Sri Lanka Monday launched a China-funded port which will be the island's biggest and is intended to make Colombo a strategic shipping hub along the world's most lucrative trading route.

President Mahinda Rajapakse commissioned the $500 million Chinese-built mega container terminal by symbolically loading the first container onto a ship in a ceremony broadcast live on national TV.

Monday's launch is part of an ambitious programme by the state-run Sri Lanka Ports Authority (SLPA) to expand Colombo harbour, which is located half way along the East-West sea trading route.

"We want to capitalise on the geographic location of Sri Lanka and pass on the economic benefit to our people," Rajapakse said after formally commissioning the Chinese-run Colombo International Container Terminal.

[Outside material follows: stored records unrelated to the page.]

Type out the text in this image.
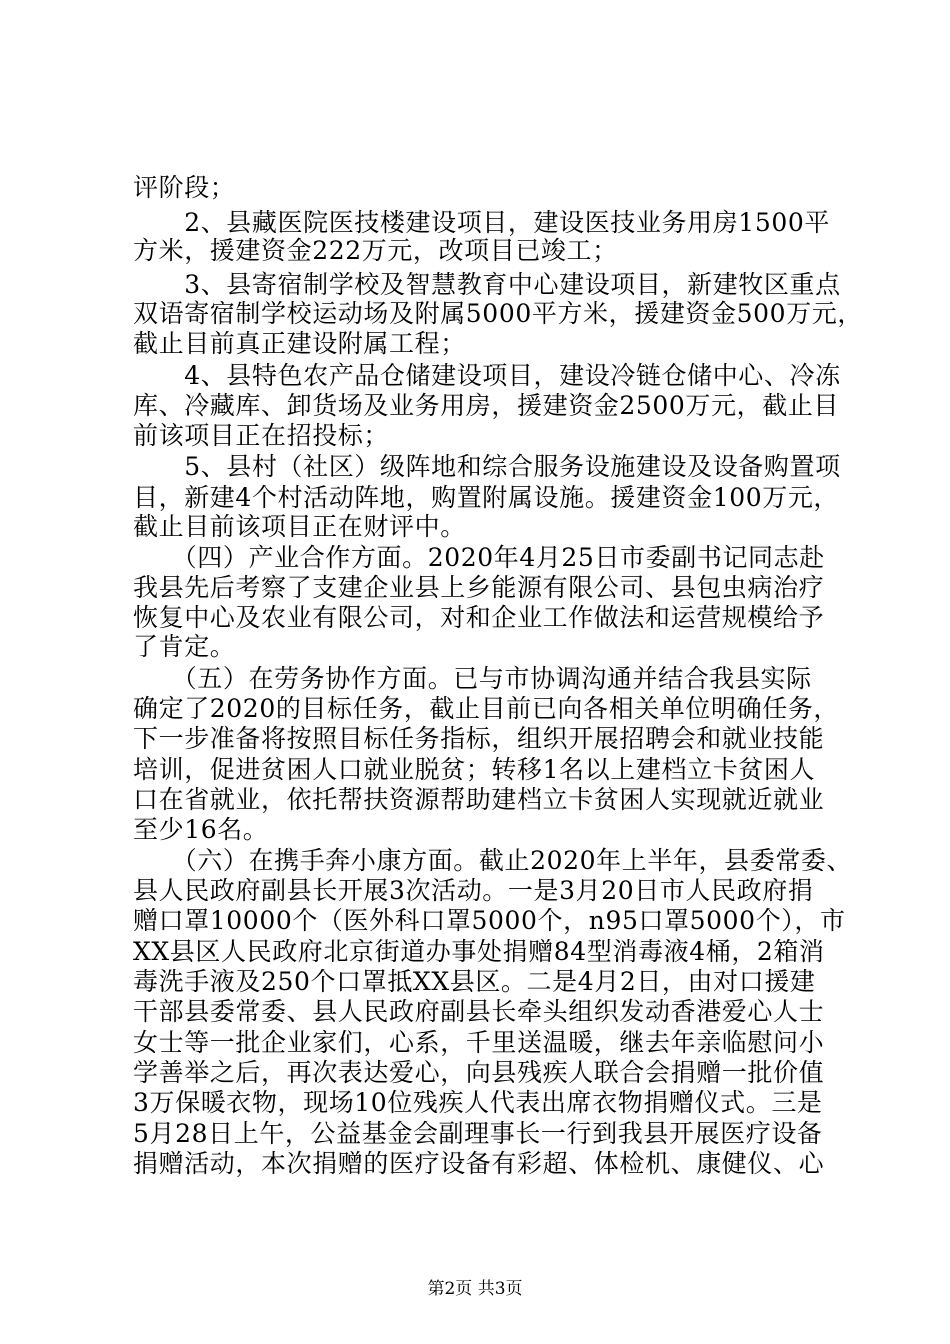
评阶段；
　　2、县藏医院医技楼建设项目，建设医技业务用房1500平
方米，援建资金222万元，改项目已竣工；
　　3、县寄宿制学校及智慧教育中心建设项目，新建牧区重点
双语寄宿制学校运动场及附属5000平方米，援建资金500万元，
截止目前真正建设附属工程；
　　4、县特色农产品仓储建设项目，建设冷链仓储中心、冷冻
库、冷藏库、卸货场及业务用房，援建资金2500万元，截止目
前该项目正在招投标；
　　5、县村（社区）级阵地和综合服务设施建设及设备购置项
目，新建4个村活动阵地，购置附属设施。援建资金100万元，
截止目前该项目正在财评中。
　　（四）产业合作方面。2020年4月25日市委副书记同志赴
我县先后考察了支建企业县上乡能源有限公司、县包虫病治疗
恢复中心及农业有限公司，对和企业工作做法和运营规模给予
了肯定。
　　（五）在劳务协作方面。已与市协调沟通并结合我县实际
确定了2020的目标任务，截止目前已向各相关单位明确任务，
下一步准备将按照目标任务指标，组织开展招聘会和就业技能
培训，促进贫困人口就业脱贫；转移1名以上建档立卡贫困人
口在省就业，依托帮扶资源帮助建档立卡贫困人实现就近就业
至少16名。
　　（六）在携手奔小康方面。截止2020年上半年，县委常委、
县人民政府副县长开展3次活动。一是3月20日市人民政府捐
赠口罩10000个（医外科口罩5000个，n95口罩5000个），市
XX县区人民政府北京街道办事处捐赠84型消毒液4桶，2箱消
毒洗手液及250个口罩抵XX县区。二是4月2日，由对口援建
干部县委常委、县人民政府副县长牵头组织发动香港爱心人士
女士等一批企业家们，心系，千里送温暖，继去年亲临慰问小
学善举之后，再次表达爱心，向县残疾人联合会捐赠一批价值
3万保暖衣物，现场10位残疾人代表出席衣物捐赠仪式。三是
5月28日上午，公益基金会副理事长一行到我县开展医疗设备
捐赠活动，本次捐赠的医疗设备有彩超、体检机、康健仪、心
第2页 共3页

The terminal is 85 percent owned by state-run China Merchant Holdings International, with the rest owned by the SLPA. It is designed to handle mega ships with a capacity of over 18,000 containers -- a first for Sri Lanka.

The involvement of China Merchant comes after Beijing sealed a deal in January to acquire Pakistan's Gwadar port. It is also building a $14 million "dry port" in the Nepalese city of Larcha near Tibet.

The Chinese investment in Sri Lanka has raised fears in India about its influence in the neighbourhood, but SLPA has insisted that India haa nothing to fear.

SLPA chief Priyath Bandu Wickrama told AFP last week that no port in Sri Lanka would be utilised for military purposes. He also noted that much of the transhipments through Colombo were Indian cargo.

Just next to the new terminal, the SLPA is building another mega terminal which is expected to raise Colombo's container handling capacity by 1.6 million containers to over 6.1 million containers annually by April.

The mega port is protected by a 6.8 kilometre (4.25 mile) tsunami-resistant breakwater which the SLPA built with $300 million borrowed from the Asian Development Bank and $100 million of its own money.

Bank vice president Xiaoyu Zhao said the new mega port was well located to serve the Indian subcontinent and boost regional trade.

"The enhanced deepwater facilities at Colombo Port will strengthen its strategic position on the key Asia-Europe shipping route, and will significantly boost regional trade," Zhao said in Colombo.

He said the ADB was encouraging more private-public partnerships.

Chinese loans and expertise were also instrumental in the construction of a new $450-million deep-sea port at the southern Sri Lankan city of Hambantota which opened in June 2012.